A viscosity of the granulation solution is not particularly limited, but is preferably 0.5 to 20,000 mPa, and more preferably 1 to 10,000 mPa. When a viscosity of the granulation solution is 0.5 mPa or more, the viscosity is preferable because it is easy to maintain the shape when the droplet of the ejected granulation solution is put into the fluidized bed. When the viscosity of the granulation solution is 20,000 mPa or less, productivity is preferably excellent.

(Ejection of Granulation Solution)

The granulation solution is preferably ejected intermittently by a predetermined amount. At this time, the ejected granulation solution has a droplet shape. The ejection of the granulation solution can be performed by, for example, a liquid agent quantitative discharge device including a discharge nozzle.

The ejection amount per one time of the granulation solution can be usually controlled by the nozzle diameter and the discharge pressure of the discharge nozzle of the liquid agent quantitative discharge device. It is noted that the average particle diameter of the core particles can be controlled by adjusting the ejection amount of the granulation solution.

A nozzle diameter of the discharge nozzle is not particularly limited, but is preferably 0.1 to 1.0 mm, and more preferably 0.2 to 0.5 mm. When a nozzle diameter of the discharge nozzle is 0.1 mm or more, the nozzle diameter is preferable from the viewpoint of being able to discharge even a highly viscous granulation solution, excellent productivity, and the like. On the other hand, when the nozzle diameter of the discharge nozzle is 1.0 mm or less, the shape of the droplet can be preferably maintained when the solution droplet comes into contact with the fluidized bed.

A discharge pressure is not particularly limited, but is preferably 0.1 to 5.0 MPa, and more preferably 0.1 to 2.0 MPa. When a discharge pressure is 0.1 MPa or more, the discharge pressure is preferable from the viewpoint of being able to discharge even a highly viscous granulation solution, excellent productivity, and the like. On the other hand, when the discharge pressure is 5.0 MPa or less, the shape of the droplet can be preferably maintained when the solution droplet comes into contact with the fluidized bed.
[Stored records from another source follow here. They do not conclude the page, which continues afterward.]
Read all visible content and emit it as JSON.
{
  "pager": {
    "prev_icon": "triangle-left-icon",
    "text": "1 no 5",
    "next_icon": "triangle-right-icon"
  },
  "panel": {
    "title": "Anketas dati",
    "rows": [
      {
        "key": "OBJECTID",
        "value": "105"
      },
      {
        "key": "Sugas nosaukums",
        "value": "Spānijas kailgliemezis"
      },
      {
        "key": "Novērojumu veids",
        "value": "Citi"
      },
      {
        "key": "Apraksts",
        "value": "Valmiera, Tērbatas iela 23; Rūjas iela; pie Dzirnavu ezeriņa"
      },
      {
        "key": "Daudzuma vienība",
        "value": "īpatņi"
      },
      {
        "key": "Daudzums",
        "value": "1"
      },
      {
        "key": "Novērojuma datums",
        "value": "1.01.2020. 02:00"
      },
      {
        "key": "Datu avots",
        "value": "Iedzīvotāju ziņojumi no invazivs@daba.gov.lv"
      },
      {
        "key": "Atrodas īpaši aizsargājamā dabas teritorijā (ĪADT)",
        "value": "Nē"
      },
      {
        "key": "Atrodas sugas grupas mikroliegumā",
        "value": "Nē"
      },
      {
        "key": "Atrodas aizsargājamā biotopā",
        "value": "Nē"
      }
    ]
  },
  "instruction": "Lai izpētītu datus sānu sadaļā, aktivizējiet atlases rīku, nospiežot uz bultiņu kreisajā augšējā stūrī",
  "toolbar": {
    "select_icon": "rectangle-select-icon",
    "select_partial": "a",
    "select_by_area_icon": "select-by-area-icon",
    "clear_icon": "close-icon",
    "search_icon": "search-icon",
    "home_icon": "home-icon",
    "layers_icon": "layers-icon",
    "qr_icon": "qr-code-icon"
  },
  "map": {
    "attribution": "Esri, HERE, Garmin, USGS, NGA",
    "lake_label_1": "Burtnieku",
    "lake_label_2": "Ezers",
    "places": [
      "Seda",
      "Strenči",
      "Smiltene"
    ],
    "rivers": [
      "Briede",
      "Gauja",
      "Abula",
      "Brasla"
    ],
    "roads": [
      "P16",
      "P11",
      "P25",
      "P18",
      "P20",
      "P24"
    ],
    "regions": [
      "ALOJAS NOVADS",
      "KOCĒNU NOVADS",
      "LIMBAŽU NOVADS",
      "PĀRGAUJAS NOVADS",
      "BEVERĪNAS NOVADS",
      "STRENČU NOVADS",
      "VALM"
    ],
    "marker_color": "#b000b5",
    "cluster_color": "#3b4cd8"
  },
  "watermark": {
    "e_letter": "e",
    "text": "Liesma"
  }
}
The time (intermittent time) of an ejection interval of the granulation solution is usually controlled by the number of times of intermittent ejection of the liquid agent quantitative discharge device. The number of times of intermittent ejection is not particularly limited, but is preferably 500 to 50,000 rpm, and more preferably 1000 to 20,000 rpm. When the number of times of intermittent ejection is 500 rpm or more, productivity can be preferably enhanced. On the other hand, when the number of times of intermittent ejection is 50,000 rpm or less, heat generation of the device due to friction can be preferably suppressed. It is noted that, in the present specification, the term “the number of times of intermittent ejection” means the number of times of ejection per minute.

(Input to Fluidized Bed)

A droplet of the ejected granulation solution is introduced into a fluidized bed. Coating particles are accommodated in the fluidized bed, and the coating particles adhere to the surface of the droplet as the droplet comes into contact with the coating particles in the fluidized bed. Subsequently, the attached coating particles absorb the component (thickener, solvent, or the like) in the droplet, so that the fluidity of the droplet is reduced to form core particles. In addition, the coating particles attached to the core particle form a layer structure, thereby forming a coating particle layer. Thus, a pharmaceutical composition can be produced. It is noted that the coating particle is as described above.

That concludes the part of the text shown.